With high expectations for Colbert in the 2005 season, he struggled catching 25 passes for 282 yards and 2 touchdowns. In 2006, Colbert was often inactive late in the season, and following a mediocre 2007 campaign, was placed on injured reserve.

===Denver Broncos===
On March 1, 2008, he signed with the Denver Broncos to a three-year, $7.2 million contract, including a $2.5 million signing bonus.

===Seattle Seahawks===
On September 16, 2008, Colbert was acquired from the Denver Broncos by the Seattle Seahawks for a conditional fifth-round pick in the 2009 NFL draft. Colbert was released by the Seahawks on November 11.

===Detroit Lions===
Colbert was signed by the Detroit Lions on December 1, 2008, after wide receiver Mike Furrey was placed on injured reserve. On May 7, 2009, he was re-signed by Detroit. On September 5, Colbert was cut from the team.

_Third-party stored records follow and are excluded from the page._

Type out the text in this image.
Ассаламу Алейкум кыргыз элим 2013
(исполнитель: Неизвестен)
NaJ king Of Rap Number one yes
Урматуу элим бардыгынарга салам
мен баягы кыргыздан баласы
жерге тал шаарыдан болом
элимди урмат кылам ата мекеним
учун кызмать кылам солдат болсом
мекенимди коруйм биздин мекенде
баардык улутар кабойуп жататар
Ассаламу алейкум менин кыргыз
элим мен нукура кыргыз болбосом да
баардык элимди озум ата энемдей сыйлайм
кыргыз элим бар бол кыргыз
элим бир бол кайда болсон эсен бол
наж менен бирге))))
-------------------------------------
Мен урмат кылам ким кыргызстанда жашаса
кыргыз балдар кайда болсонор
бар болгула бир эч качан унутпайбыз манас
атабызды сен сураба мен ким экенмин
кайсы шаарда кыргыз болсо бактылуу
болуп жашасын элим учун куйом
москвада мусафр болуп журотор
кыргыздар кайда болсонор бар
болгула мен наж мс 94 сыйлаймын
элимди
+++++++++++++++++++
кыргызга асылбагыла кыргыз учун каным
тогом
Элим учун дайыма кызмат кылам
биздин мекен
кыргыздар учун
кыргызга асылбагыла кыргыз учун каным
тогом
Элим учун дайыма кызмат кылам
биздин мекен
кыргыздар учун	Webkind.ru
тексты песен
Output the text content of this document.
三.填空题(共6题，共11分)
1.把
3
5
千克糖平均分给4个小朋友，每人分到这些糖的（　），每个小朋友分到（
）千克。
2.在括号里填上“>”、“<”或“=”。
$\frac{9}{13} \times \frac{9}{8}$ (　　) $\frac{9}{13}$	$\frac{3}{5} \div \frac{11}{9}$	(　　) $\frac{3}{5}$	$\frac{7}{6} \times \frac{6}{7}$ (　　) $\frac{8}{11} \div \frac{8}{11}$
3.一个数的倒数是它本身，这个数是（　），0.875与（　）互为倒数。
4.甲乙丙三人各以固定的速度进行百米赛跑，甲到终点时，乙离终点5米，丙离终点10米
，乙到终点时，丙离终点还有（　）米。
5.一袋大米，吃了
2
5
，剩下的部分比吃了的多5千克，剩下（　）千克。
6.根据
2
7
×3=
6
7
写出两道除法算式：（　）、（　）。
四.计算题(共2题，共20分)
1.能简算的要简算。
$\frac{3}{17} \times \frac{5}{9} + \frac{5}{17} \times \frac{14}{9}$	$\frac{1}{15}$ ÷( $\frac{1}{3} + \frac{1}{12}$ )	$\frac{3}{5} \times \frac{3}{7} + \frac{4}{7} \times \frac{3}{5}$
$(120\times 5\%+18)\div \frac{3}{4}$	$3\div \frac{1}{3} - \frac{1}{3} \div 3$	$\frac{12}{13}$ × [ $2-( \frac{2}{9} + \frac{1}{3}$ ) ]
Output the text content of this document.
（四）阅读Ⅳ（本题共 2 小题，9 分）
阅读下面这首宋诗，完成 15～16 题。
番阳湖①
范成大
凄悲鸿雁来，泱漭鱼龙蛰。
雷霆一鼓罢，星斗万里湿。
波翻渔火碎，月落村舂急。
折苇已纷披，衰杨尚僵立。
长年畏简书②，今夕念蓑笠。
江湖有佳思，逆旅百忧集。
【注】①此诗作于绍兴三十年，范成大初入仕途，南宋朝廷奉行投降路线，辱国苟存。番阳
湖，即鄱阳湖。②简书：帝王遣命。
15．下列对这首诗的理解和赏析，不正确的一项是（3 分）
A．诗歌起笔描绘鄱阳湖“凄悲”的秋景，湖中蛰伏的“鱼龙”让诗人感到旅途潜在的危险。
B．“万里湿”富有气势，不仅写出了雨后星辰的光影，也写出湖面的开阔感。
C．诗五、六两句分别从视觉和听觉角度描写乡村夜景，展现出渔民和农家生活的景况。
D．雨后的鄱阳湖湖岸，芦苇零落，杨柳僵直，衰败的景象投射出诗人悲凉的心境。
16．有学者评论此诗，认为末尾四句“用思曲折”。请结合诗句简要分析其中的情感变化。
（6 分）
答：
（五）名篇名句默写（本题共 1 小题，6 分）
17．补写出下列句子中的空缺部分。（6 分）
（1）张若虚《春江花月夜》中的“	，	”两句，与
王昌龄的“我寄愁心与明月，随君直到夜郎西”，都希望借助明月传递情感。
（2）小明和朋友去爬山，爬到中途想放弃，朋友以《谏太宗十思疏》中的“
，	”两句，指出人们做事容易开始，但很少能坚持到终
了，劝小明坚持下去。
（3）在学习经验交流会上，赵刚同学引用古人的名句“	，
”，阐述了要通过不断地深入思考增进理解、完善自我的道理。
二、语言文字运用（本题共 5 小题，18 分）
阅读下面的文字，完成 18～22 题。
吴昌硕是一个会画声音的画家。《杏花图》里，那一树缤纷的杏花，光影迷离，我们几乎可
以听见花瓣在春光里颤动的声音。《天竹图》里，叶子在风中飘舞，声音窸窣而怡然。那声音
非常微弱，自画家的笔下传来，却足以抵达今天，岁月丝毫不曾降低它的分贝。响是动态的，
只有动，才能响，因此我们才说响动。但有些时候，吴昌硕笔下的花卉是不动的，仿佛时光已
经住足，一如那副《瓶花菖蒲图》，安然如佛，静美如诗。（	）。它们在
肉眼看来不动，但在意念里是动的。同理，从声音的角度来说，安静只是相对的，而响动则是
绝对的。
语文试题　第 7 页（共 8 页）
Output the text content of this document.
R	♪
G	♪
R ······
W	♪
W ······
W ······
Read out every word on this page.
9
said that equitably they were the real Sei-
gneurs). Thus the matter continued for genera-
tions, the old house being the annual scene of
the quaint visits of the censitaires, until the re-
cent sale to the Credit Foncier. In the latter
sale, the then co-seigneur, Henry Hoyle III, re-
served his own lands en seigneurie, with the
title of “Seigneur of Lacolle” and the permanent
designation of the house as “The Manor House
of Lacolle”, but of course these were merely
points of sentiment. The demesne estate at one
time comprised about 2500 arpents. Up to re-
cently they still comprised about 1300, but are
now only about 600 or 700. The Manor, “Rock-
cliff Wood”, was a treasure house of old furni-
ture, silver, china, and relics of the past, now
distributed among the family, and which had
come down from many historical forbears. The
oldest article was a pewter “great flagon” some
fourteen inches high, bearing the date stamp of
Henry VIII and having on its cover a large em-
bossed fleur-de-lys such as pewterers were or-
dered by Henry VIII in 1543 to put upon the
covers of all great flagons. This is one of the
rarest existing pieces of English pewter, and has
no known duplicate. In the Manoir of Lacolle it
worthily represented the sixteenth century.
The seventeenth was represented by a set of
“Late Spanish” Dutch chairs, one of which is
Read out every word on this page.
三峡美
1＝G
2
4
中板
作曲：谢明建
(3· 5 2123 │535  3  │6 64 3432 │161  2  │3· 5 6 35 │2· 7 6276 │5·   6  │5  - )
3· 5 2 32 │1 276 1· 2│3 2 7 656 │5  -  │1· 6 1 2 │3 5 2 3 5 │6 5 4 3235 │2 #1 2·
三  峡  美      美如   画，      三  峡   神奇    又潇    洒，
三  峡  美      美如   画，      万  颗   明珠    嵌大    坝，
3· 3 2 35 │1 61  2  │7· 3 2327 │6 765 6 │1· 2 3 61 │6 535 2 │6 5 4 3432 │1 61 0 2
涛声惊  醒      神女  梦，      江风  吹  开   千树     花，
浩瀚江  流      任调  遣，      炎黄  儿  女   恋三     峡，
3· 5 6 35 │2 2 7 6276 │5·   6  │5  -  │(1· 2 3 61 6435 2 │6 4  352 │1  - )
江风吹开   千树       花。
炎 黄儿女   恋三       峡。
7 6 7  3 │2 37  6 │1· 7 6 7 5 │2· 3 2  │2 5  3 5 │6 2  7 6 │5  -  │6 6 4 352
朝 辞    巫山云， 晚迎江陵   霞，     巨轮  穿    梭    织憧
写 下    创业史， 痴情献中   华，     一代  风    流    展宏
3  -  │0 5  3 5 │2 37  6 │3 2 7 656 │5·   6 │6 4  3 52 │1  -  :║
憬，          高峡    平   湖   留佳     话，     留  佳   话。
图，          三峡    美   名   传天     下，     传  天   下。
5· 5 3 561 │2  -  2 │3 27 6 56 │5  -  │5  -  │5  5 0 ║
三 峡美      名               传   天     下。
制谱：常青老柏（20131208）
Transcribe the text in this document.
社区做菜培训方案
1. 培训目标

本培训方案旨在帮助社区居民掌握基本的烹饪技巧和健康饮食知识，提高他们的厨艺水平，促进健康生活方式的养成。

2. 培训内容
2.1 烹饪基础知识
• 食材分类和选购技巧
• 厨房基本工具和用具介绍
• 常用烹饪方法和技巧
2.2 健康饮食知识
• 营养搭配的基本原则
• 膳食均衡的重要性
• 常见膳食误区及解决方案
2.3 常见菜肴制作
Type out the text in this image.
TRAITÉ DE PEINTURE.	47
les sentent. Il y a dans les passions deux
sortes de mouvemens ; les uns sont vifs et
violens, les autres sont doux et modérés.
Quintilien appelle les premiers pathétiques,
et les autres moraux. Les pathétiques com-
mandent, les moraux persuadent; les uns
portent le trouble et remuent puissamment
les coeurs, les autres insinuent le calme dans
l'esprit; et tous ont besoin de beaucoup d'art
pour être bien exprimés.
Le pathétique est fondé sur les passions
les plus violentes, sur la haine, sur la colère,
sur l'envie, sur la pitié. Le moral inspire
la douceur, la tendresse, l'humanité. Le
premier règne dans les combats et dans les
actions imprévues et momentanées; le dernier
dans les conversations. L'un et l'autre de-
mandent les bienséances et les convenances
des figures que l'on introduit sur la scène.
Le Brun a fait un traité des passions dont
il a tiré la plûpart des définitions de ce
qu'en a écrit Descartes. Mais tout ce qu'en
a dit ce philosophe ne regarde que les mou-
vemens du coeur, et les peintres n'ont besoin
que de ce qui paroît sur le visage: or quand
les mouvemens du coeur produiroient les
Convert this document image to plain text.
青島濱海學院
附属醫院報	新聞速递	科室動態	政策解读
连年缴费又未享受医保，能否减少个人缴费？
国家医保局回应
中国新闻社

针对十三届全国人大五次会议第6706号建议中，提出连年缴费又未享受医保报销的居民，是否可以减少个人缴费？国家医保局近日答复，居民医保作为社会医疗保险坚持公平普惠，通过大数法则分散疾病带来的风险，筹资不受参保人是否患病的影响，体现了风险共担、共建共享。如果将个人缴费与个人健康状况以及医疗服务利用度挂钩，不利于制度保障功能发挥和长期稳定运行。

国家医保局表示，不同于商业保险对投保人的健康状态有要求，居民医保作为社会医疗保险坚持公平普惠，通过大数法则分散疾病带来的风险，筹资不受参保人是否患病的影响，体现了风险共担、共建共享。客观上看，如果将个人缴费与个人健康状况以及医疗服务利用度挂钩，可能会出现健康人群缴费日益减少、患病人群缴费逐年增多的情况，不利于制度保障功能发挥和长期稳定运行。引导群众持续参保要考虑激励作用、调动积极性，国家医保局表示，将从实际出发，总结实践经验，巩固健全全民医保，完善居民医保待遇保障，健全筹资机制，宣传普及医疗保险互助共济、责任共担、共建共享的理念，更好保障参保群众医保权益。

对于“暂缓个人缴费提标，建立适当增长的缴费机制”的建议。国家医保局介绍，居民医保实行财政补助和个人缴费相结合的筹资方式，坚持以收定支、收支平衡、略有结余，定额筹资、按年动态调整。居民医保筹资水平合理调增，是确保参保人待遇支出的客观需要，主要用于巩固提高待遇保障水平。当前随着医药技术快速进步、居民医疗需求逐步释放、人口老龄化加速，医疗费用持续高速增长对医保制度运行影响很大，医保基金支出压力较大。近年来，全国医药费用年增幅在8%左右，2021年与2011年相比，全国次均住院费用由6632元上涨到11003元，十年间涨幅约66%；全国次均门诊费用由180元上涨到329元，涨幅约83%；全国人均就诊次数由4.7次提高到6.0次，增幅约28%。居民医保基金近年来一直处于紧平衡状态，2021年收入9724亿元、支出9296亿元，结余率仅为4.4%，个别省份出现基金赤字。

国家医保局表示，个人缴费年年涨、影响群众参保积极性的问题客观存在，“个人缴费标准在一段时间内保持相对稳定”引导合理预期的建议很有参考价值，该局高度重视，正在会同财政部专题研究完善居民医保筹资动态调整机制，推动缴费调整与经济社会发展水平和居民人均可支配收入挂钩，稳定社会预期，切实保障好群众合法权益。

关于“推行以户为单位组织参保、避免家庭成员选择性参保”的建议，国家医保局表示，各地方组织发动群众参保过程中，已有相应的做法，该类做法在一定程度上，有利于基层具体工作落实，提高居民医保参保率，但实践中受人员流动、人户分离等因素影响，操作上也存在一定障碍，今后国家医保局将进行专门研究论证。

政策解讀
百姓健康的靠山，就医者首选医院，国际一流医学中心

===Sacramento Mountain Lions===
On June 12, 2011, Colbert signed with the Sacramento Mountain Lions of the United Football League.

===Kansas City Chiefs===
On August 10, 2011, Colbert signed with the Kansas City Chiefs of the National Football League. He was waived by the Chiefs on November 23.

==Coaching career==

===USC===
In 2010, Colbert was hired as the assistant tight ends coach at USC, a position he held for only one season.

===Georgia State===
In 2013, Colbert was the assistant wide receivers coach at Georgia State.

===Alabama===
Colbert served as the offensive analyst at Alabama during their 2014 and 2015 seasons. He helped the Crimson Tide win two SEC titles and a national championship in 2015 season

===USC (second stint)===
In 2016, Colbert returned to the USC coaching staff as an offensive analyst. In 2018, Colbert became the program's tight ends coach. In 2019, Colbert was named as the team's receivers coach.

===Florida===
On December 15, 2021, Colbert was named as wide receivers coach at Florida, joining the staff of first year head coach Billy Napier.

===Denver Broncos===
On February 23, 2023, the Denver Broncos hired Colbert to serve as the team's wide receivers coach under head coach Sean Payton.

===Baltimore Ravens===
On February 11, 2026, the Baltimore Ravens hired Colbert to serve as the team's wide receivers coach under newly-hired head coach Jesse Minter.